Tucked into a fold of southeastern mountain, the village was emptied and partially destroyed in 1995 by Turkish security forces as part of a campaign to expunge local support for Kurdish separatist rebels.
A decade on, only 40 of 350 families have returned. Their new homes are barely visible amid the ruins of old stone houses and overgrown orchards.
"It doesn't inspire optimism, does it?" says Huseyin Yildizoz, who moved back in 2001. "But I can't remember feeling as optimistic as I do today."
"What we've lacked so far is money," agrees Caldere's former imam, Suphan Kilic. "Now we finally look as though we're going to get some."
Like 150 other villagers, both men applied early this year for damages under a new compensation law aimed at the civilian victims of Turkey's 15-year Kurdish war. Some 3,000 villages were emptied between 1984 and 1999, according to government statistics, and at least 380,000 people forced into internal exile.
In Caldere's case, the long wait for an official response ended a fortnight back, when a commission from the district capital of Silvan came up to visit. The survey took more than a week.
"It's a complicated process", says Nurullah Ucar, the civil servant who heads Silvan's compensation commission. "To estimate damages, we have to measure houses and confirm land rights. We have to count trees too." He estimates damage payments to Caldere residents will be between €1.8 and €2.3 million .
That is around a tenth of the amount they would be likely to get from the European Court of Human Rights, which has ordered Turkey to pay individual victims of village clearances an average of €130,000.
It is a disparity that has led some to claim the compensation law is just Turkey's way of dealing with the aftermath of war as economically as possible. The fact the commissions are expected to work unpaid only deepens such suspicions.
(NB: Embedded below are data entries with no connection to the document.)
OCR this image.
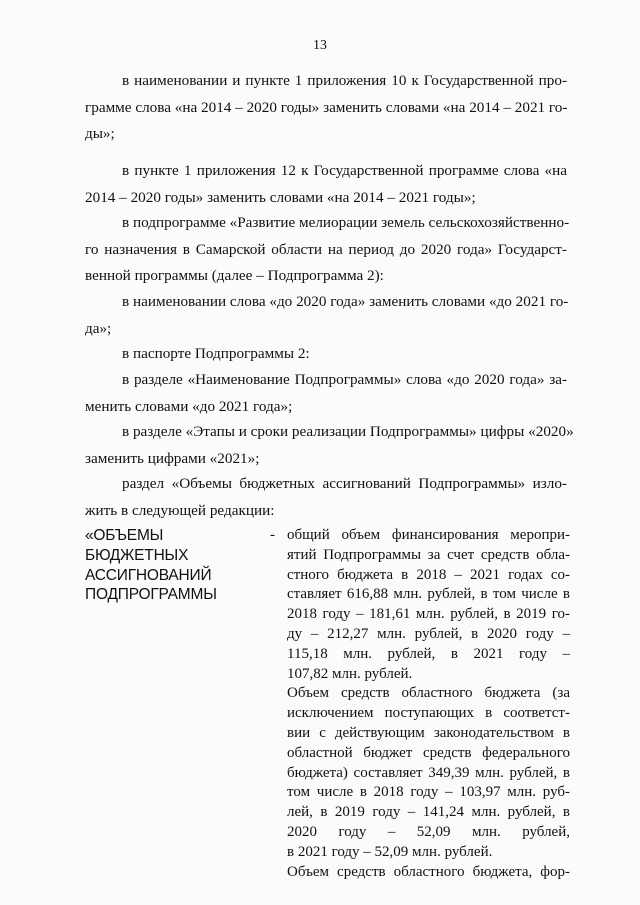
13
в наименовании и пункте 1 приложения 10 к Государственной про-
грамме слова «на 2014 – 2020 годы» заменить словами «на 2014 – 2021 го-
ды»;
в пункте 1 приложения 12 к Государственной программе слова «на
2014 – 2020 годы» заменить словами «на 2014 – 2021 годы»;
в подпрограмме «Развитие мелиорации земель сельскохозяйственно-
го назначения в Самарской области на период до 2020 года» Государст-
венной программы (далее – Подпрограмма 2):
в наименовании слова «до 2020 года» заменить словами «до 2021 го-
да»;
в паспорте Подпрограммы 2:
в разделе «Наименование Подпрограммы» слова «до 2020 года» за-
менить словами «до 2021 года»;
в разделе «Этапы и сроки реализации Подпрограммы» цифры «2020»
заменить цифрами «2021»;
раздел «Объемы бюджетных ассигнований Подпрограммы» изло-
жить в следующей редакции:
«ОБЪЕМЫ
БЮДЖЕТНЫХ
АССИГНОВАНИЙ
ПОДПРОГРАММЫ
- общий объем финансирования меропри-
ятий Подпрограммы за счет средств обла-
стного бюджета в 2018 – 2021 годах со-
ставляет 616,88 млн. рублей, в том числе в
2018 году – 181,61 млн. рублей, в 2019 го-
ду – 212,27 млн. рублей, в 2020 году –
115,18 млн. рублей, в 2021 году –
107,82 млн. рублей.
Объем средств областного бюджета (за
исключением поступающих в соответст-
вии с действующим законодательством в
областной бюджет средств федерального
бюджета) составляет 349,39 млн. рублей, в
том числе в 2018 году – 103,97 млн. руб-
лей, в 2019 году – 141,24 млн. рублей, в
2020 году – 52,09 млн. рублей,
в 2021 году – 52,09 млн. рублей.
Объем средств областного бюджета, фор-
"For the civil servants on the commission, this may not be a problem", says Dilek Kurban, who is investigating the law for the Istanbul-based think-tank Tesev. "But every commission also has a lawyer, and they can hardly be expected to give up their time for nothing."
Money shortages, she thinks, are a major reason why claims for damages have been processed so slowly. According to statistics released by the Interior Ministry last month, only 5,239 of a total of 104,734 applications made since the law came into force last October had been considered, and only 1,190 accepted for compensation.
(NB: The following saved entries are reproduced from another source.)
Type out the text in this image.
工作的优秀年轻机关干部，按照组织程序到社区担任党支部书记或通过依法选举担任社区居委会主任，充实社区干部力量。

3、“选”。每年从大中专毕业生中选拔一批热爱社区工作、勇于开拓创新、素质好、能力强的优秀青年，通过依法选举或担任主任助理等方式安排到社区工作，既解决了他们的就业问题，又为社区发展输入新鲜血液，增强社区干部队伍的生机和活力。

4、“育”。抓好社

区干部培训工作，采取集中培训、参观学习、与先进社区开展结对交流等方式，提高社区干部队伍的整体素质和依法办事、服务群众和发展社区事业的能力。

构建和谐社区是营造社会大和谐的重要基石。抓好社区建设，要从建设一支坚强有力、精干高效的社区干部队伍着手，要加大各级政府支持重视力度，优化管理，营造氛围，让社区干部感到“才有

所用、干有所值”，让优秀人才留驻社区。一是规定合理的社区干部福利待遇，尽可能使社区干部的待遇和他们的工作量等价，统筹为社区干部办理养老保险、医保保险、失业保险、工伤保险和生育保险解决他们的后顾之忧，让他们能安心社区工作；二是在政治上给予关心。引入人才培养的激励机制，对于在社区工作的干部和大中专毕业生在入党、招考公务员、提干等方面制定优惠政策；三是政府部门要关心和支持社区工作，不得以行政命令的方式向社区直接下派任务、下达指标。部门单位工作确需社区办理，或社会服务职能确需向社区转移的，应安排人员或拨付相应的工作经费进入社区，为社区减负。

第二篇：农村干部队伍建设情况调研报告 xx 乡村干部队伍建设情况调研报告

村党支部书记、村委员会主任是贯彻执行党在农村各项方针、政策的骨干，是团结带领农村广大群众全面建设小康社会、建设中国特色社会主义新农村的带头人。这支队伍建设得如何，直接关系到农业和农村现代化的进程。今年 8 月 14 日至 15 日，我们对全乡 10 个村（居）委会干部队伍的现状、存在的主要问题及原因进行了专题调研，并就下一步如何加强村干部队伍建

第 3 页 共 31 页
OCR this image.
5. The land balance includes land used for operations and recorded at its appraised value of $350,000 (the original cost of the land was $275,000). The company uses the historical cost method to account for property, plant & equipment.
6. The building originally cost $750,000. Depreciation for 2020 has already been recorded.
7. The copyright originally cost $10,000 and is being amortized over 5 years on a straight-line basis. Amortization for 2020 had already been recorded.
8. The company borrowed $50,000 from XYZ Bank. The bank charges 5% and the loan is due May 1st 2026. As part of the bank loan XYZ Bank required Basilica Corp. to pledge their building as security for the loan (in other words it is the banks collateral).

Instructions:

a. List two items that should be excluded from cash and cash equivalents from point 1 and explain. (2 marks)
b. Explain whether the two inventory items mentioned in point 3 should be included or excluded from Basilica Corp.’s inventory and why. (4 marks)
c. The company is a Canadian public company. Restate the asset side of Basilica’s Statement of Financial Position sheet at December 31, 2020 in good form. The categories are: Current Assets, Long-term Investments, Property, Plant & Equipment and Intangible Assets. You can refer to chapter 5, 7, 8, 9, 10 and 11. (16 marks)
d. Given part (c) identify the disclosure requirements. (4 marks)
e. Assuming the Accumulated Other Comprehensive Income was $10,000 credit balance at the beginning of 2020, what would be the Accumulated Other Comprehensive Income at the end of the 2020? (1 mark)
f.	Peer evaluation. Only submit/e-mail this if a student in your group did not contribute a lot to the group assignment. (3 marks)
The figures prompted one opposition lawmaker to describe the law as "a complete fiasco" and demand an extension of its one-year mandate. Parliament will probably grant him his wish next week.
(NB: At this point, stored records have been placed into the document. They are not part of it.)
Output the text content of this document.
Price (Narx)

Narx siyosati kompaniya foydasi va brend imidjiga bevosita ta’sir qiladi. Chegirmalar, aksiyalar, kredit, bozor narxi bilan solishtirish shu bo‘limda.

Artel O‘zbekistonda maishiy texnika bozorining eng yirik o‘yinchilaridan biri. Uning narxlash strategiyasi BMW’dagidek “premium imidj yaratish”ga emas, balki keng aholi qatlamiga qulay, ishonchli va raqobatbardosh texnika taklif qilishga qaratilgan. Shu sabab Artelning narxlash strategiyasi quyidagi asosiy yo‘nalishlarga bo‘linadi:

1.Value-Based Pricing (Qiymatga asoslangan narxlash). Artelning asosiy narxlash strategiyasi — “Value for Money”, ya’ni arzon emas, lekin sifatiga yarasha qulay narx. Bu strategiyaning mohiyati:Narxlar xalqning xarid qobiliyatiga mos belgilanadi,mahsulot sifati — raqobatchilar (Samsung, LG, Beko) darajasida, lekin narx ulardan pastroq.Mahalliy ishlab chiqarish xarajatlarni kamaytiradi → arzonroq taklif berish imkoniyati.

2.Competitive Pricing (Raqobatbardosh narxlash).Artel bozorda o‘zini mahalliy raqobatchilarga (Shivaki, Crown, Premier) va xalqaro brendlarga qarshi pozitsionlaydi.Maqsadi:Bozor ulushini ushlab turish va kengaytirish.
What it is unlikely to do is to change the structure of the eight-man compensation commissions, seven of whom are civil servants. Given that most villages were cleared by the state, critics say, such commissions can hardly be expected to judge claims impartially.
On paper, says Mahmut Vefa, lawyer for the Caldere villagers, the biggest problem is the law's demand that claimants provide an official statement describing why they left their villages.
"If a military policeman burnt your house and told you to leave, would you turn round and ask him for a report detailing what had happened?" he jokes.
Fortunately, he adds, some commissions are more enlightened than the law they have to work with.
"Just five years ago, when the older generation of officials were still here, this law would have been a waste of the paper it was written on," agrees one Diyarbakir civil servant. "But the younger generation is made up of pragmatists." That may be true of Diyarbakir, analysts say. But high rejection rates elsewhere - particularly in the mountainous eastern provinces of Sirnak and Hakkari - suggest true enlightenment is still some way off.
Up in Caldere, much of the debate appears to have passed the villagers by. Like other locals, they insist the district governor now in charge in Silvan is better than any they can remember.
Above all, they see the law as the first evidence that Turkey is truly aware of their existence.
"I can't think of a single time in the past when my rights were taken into consideration", says Gazi Tas.
"[ Prime minister] Tayyip Erdogan recently acknowledged the state had made mistakes in the southeast", adds Suphan Kilic, the former imam. "This law is an indirect admission of responsibility for the clearances." At a time when pessimists are warning of the danger of ethnic war between Kurds and Turks, such remarks are evidence of a groundswell of local goodwill the government would do well not to ignore.